3. Sacrifice Margin for Flexibility. During the Savings and Loan Crisis, work (especially work for the FSLIC and the Resolution Trust Corporation) was handed out rapidly and in large volume. Some firms built to a volume of $25 to $35 million in annual billings very quickly. Government lawyers were looking for safe and convenient choices and the firms that were able to gear up quickly were heavily favored. However, it didn’t take long before Congress got involved and legislated a limit of $2.5 million in fees paid to any single firm. As quickly as the work came in, it left and some firms were left with floors of space filled with lawyers with nothing to do. Plan on uncertainty and assume that every piece of work could disappear on a moments notice. Plan on using month to month leases for space and technology, hiring contract lawyers and support staff with short notice clauses and avoiding any permanent commitments. This flexibility may increase costs but it will help you sleep at night.
4. Create Rigorous Pricing Schedules. The urgency of hiring may short circuit some normal price negotiations during the engagement process. Expect government work to include most favored nations clauses (agreements promising that no other client will be charged a lower rate). With the FSLIC work, government audits conducted years after work was performed found minor violations of the most favored nations clauses that cost law firms millions in refunded fees. Many firms take pride in not restricting partners’ ability to accept clients and discount rates. Unfortunately, a partner in a remote office that gives a large discount to a mom and pop donut shop could cost the firm a lot of money on large engagements.

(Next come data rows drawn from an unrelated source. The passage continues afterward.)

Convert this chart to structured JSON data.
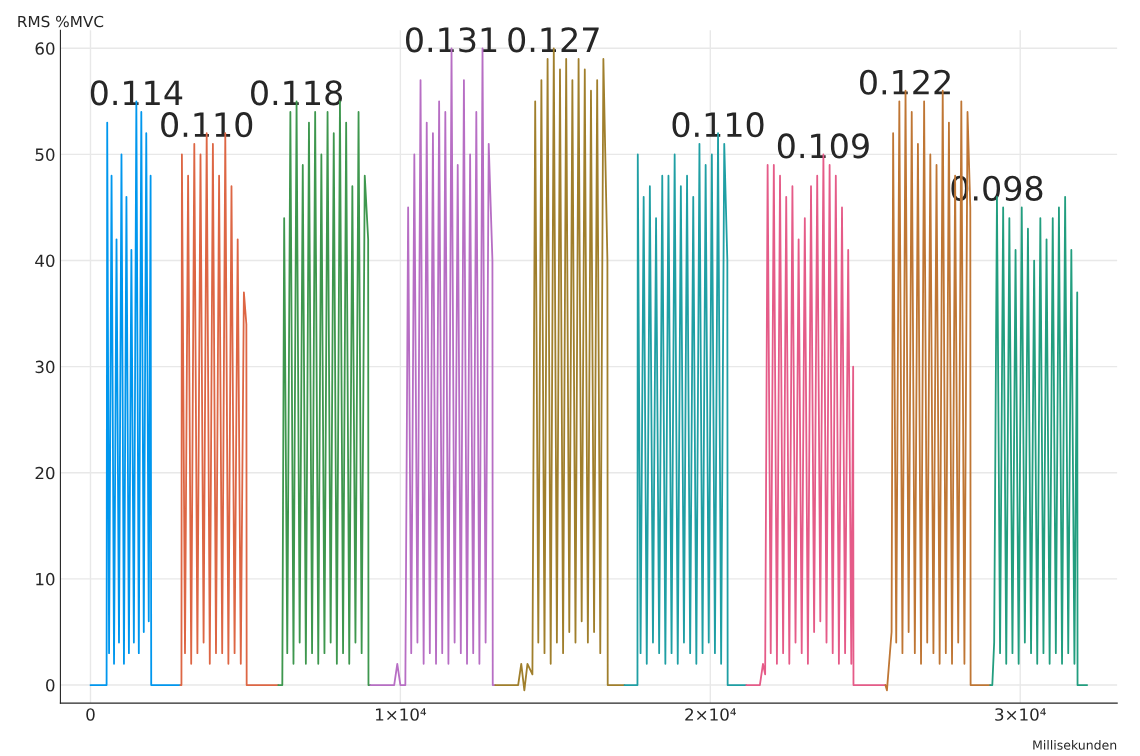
{
  "chart_data": {
    "type": "line",
    "ylabel": "RMS %MVC",
    "xlabel": "Millisekunden",
    "xlim": [
      -970,
      33130
    ],
    "ylim": [
      -1.7,
      61.7
    ],
    "xticks": [
      0,
      {
        "value": 10000,
        "label": "1×10⁴"
      },
      {
        "value": 20000,
        "label": "2×10⁴"
      },
      {
        "value": 30000,
        "label": "3×10⁴"
      }
    ],
    "yticks": [
      0,
      10,
      20,
      30,
      40,
      50,
      60
    ],
    "grid": true,
    "legend": false,
    "marker": "none",
    "line_style": "solid",
    "series": [
      {
        "color": "#0097ee",
        "x": [
          0,
          520,
          540,
          600,
          680,
          760,
          840,
          920,
          1000,
          1080,
          1160,
          1240,
          1320,
          1400,
          1480,
          1560,
          1640,
          1720,
          1800,
          1880,
          1940,
          1960,
          2900
        ],
        "values": [
          0,
          0,
          53,
          3,
          48,
          2,
          42,
          4,
          50,
          2,
          46,
          3,
          41,
          4,
          55,
          3,
          54,
          5,
          52,
          6,
          48,
          0,
          0
        ]
      },
      {
        "color": "#dd6644",
        "x": [
          2900,
          2935,
          2950,
          3050,
          3150,
          3250,
          3350,
          3450,
          3550,
          3650,
          3750,
          3850,
          3950,
          4050,
          4150,
          4250,
          4350,
          4450,
          4550,
          4650,
          4750,
          4850,
          4950,
          5030,
          5040,
          6060
        ],
        "values": [
          0,
          0,
          50,
          3,
          48,
          2,
          51,
          3,
          50,
          4,
          52,
          2,
          51,
          3,
          48,
          3,
          52,
          2,
          47,
          3,
          42,
          2,
          37,
          34,
          0,
          0
        ]
      },
      {
        "color": "#3e974e",
        "x": [
          6060,
          6190,
          6250,
          6350,
          6450,
          6550,
          6650,
          6750,
          6850,
          6950,
          7050,
          7150,
          7250,
          7350,
          7450,
          7550,
          7650,
          7750,
          7850,
          7950,
          8050,
          8150,
          8250,
          8350,
          8450,
          8550,
          8650,
          8750,
          8850,
          8960,
          8970,
          9030
        ],
        "values": [
          0,
          0,
          44,
          3,
          54,
          2,
          55,
          4,
          49,
          2,
          53,
          3,
          54,
          2,
          50,
          3,
          54,
          4,
          52,
          2,
          55,
          3,
          53,
          2,
          47,
          4,
          54,
          3,
          48,
          42,
          0,
          0
        ]
      },
      {
        "color": "#b76ec4",
        "x": [
          9030,
          9800,
          9900,
          10000,
          10160,
          10250,
          10350,
          10450,
          10550,
          10650,
          10750,
          10850,
          10950,
          11050,
          11150,
          11250,
          11350,
          11450,
          11550,
          11650,
          11750,
          11850,
          11950,
          12050,
          12150,
          12250,
          12350,
          12450,
          12550,
          12650,
          12750,
          12850,
          12970,
          12980,
          13060
        ],
        "values": [
          0,
          0,
          2,
          0,
          0,
          45,
          3,
          50,
          4,
          57,
          2,
          53,
          3,
          52,
          2,
          55,
          3,
          54,
          2,
          60,
          4,
          49,
          3,
          57,
          2,
          50,
          3,
          54,
          2,
          60,
          4,
          51,
          40,
          0,
          0
        ]
      },
      {
        "color": "#a07f2c",
        "x": [
          13060,
          13800,
          13900,
          14000,
          14100,
          14260,
          14350,
          14450,
          14550,
          14650,
          14750,
          14850,
          14950,
          15050,
          15150,
          15250,
          15350,
          15450,
          15550,
          15650,
          15750,
          15850,
          15950,
          16050,
          16150,
          16250,
          16350,
          16450,
          16550,
          16680,
          16690,
          17230
        ],
        "values": [
          0,
          0,
          2,
          -0.5,
          2,
          1,
          55,
          4,
          57,
          3,
          59,
          2,
          60,
          4,
          58,
          3,
          59,
          5,
          57,
          4,
          59,
          6,
          58,
          4,
          56,
          5,
          57,
          3,
          59,
          40,
          0,
          0
        ]
      },
      {
        "color": "#1f9fa4",
        "x": [
          17230,
          17650,
          17660,
          17750,
          17850,
          17950,
          18050,
          18150,
          18250,
          18350,
          18450,
          18550,
          18650,
          18750,
          18850,
          18950,
          19050,
          19150,
          19250,
          19350,
          19450,
          19550,
          19650,
          19750,
          19850,
          19950,
          20050,
          20150,
          20250,
          20350,
          20450,
          20550,
          20560,
          21160
        ],
        "values": [
          0,
          0,
          50,
          3,
          46,
          2,
          47,
          4,
          44,
          3,
          48,
          2,
          48,
          3,
          50,
          2,
          47,
          4,
          48,
          3,
          46,
          2,
          51,
          3,
          49,
          4,
          50,
          3,
          52,
          2,
          51,
          40,
          0,
          0
        ]
      },
      {
        "color": "#e55b88",
        "x": [
          21160,
          21600,
          21700,
          21770,
          21850,
          21950,
          22050,
          22150,
          22250,
          22350,
          22450,
          22550,
          22650,
          22750,
          22850,
          22950,
          23050,
          23150,
          23250,
          23350,
          23450,
          23550,
          23650,
          23750,
          23850,
          23950,
          24050,
          24150,
          24250,
          24350,
          24450,
          24550,
          24610,
          24620,
          25650
        ],
        "values": [
          0,
          0,
          2,
          1,
          49,
          3,
          49,
          2,
          48,
          3,
          46,
          2,
          47,
          4,
          42,
          3,
          44,
          2,
          47,
          5,
          48,
          6,
          50,
          4,
          49,
          3,
          48,
          2,
          45,
          3,
          41,
          2,
          30,
          0,
          0
        ]
      },
      {
        "color": "#bf7634",
        "x": [
          25650,
          25700,
          25850,
          25900,
          26000,
          26100,
          26200,
          26300,
          26400,
          26500,
          26600,
          26700,
          26800,
          26900,
          27000,
          27100,
          27200,
          27300,
          27400,
          27500,
          27600,
          27700,
          27800,
          27900,
          28000,
          28100,
          28200,
          28300,
          28390,
          28400,
          29030
        ],
        "values": [
          0,
          -0.5,
          5,
          52,
          4,
          55,
          3,
          56,
          5,
          54,
          3,
          51,
          2,
          55,
          4,
          50,
          3,
          49,
          2,
          56,
          3,
          53,
          2,
          48,
          4,
          55,
          2,
          54,
          45,
          0,
          0
        ]
      },
      {
        "color": "#229e7f",
        "x": [
          29030,
          29100,
          29160,
          29250,
          29350,
          29450,
          29550,
          29650,
          29750,
          29850,
          29950,
          30050,
          30150,
          30250,
          30350,
          30450,
          30550,
          30650,
          30750,
          30850,
          30950,
          31050,
          31150,
          31250,
          31350,
          31450,
          31550,
          31650,
          31750,
          31840,
          31850,
          32160
        ],
        "values": [
          0,
          0,
          4,
          46,
          3,
          45,
          2,
          44,
          3,
          41,
          2,
          45,
          4,
          43,
          3,
          40,
          2,
          44,
          3,
          42,
          2,
          44,
          3,
          45,
          2,
          46,
          3,
          41,
          2,
          37,
          0,
          0
        ]
      }
    ],
    "annotations": [
      "0.114",
      "0.110",
      "0.118",
      "0.131",
      "0.127",
      "0.110",
      "0.109",
      "0.122",
      "0.098"
    ]
  }
}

5. Set a High Price Point. There is no way of knowing how pricing will be set in engagements. The government has a record of bouncing among percentage discounts on hourly rates, blended rates and partial contingent fees. In any case, you are probably better off starting from a higher price level and giving the appropriate discounts. Now – as opposed to January 1, 2009 – might be a wise time to do an appropriate standard rate adjustment.
Of course, if you think back, we learned many more things during the Savings and Loan Crisis, but these are the most important immediate issues. Additionally, there are a variety of opportunities for which firms can begin positioning themselves that do not involve immediate government work. For example, the bundling of properties for disposal by the resolution trust will create entrepreneurs eager to buy those properties and further dispose of them, all of which creates a large volume of real estate work.
The key take-away is, if your firm is looking for an opportunity to build the volume of your legal work and is willing to accept some risk in return for a healthy reward, you ought to spend some time talking about this in the next couple of days.